A quick walkaround tour of the show revealed interiors with interesting grains, close stitching and neatly proportioned switchgear. There is still huge room for improvement, though: for example, hard interior plastics remain the rule rather than the exception and some engineering foul-ups are still in evidence.
But the significant point is that Chinese homegrown car makers are catching up with the Western ones at a rate of knots.
Recruitment of high-profile design talent such as Geely’s Peter Horbury and Tomas Ingenlath, are well-known but European consultants including Pininfarina and Alfredo Stola are behind others.
There is still plenty of room in this huge market, however, for both domestic and import brands. New car sales in China topped 25 million last year, and despite a momentary lull are expected to climb further.
Just over half those sales are saloons, with the balance of SUVs expected to grow.
Sales of large saloons are still dominated by the chauffeur market, to the degree that Volvo only sells a long-wheelbase S90 saloon in China, which means it doesn’t need a ‘L’ badge that’s applied ubiquitously to rivals' LWB models.
“[Geely] Chairman Li Shufu was adamant that we wouldn’t put an L on the trunk,’ said Volvo design chief Ingenlath.

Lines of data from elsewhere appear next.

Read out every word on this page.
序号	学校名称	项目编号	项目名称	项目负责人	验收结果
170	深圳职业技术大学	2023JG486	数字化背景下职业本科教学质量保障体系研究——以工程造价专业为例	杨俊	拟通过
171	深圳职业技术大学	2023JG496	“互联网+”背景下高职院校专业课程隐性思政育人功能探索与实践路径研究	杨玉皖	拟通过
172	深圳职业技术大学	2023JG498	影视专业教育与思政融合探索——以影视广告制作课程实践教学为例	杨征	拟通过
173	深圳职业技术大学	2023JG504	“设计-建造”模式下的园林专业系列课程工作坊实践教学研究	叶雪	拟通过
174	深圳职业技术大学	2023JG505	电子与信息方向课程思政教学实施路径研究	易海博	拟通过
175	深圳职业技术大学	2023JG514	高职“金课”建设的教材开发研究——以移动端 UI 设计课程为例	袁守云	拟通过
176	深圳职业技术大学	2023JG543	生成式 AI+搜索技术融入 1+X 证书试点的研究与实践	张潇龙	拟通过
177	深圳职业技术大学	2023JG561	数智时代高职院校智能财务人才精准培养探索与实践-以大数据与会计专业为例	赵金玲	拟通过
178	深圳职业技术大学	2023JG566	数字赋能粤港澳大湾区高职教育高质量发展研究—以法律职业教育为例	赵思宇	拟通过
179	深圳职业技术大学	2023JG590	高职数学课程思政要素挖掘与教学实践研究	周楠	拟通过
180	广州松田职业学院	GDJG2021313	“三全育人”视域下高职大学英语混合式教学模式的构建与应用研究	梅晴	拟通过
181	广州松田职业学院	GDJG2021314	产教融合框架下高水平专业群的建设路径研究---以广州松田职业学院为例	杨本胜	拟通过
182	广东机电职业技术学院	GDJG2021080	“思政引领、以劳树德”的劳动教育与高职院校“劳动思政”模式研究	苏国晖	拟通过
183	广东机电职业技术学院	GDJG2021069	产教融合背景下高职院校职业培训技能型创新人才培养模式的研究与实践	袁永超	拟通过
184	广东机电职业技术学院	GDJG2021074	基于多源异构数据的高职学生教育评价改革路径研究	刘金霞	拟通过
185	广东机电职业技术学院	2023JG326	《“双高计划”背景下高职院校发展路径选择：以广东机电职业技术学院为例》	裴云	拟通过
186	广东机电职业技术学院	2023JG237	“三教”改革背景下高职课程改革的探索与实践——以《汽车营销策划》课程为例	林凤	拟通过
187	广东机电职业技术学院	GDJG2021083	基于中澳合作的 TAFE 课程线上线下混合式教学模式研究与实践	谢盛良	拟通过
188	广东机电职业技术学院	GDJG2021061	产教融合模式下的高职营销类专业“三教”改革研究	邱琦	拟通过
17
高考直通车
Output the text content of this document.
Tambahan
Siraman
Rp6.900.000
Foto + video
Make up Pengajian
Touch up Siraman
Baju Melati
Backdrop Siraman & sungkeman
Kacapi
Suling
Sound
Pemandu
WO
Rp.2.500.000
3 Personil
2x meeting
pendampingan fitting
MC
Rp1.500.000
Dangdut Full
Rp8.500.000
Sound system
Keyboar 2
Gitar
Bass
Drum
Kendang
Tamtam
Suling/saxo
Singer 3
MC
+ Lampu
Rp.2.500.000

But there’s a good reason why manufacturers like Geely, Haval and Jinbao had show stands festooned with small, medium and large SUVs – Chinese family drivers are flocking to such models, attracted by their practicality, suitability for pockmarked roads and styling/image.
They’re affordable, too, for China’s growing middle class with increasing disposable income. A C-segment Jianling SUV with crisp styling and an attractive interior costs the equivalent of £16,000, which is at least £10,000 cheaper than a similar small SUV in the UK.
The Jianling has a fake-leather wrapped dashboard, chrome-trimmed switchgear and door cards that combine at least four finishes, including faux-carbonfibre. Bargain-basement it is not.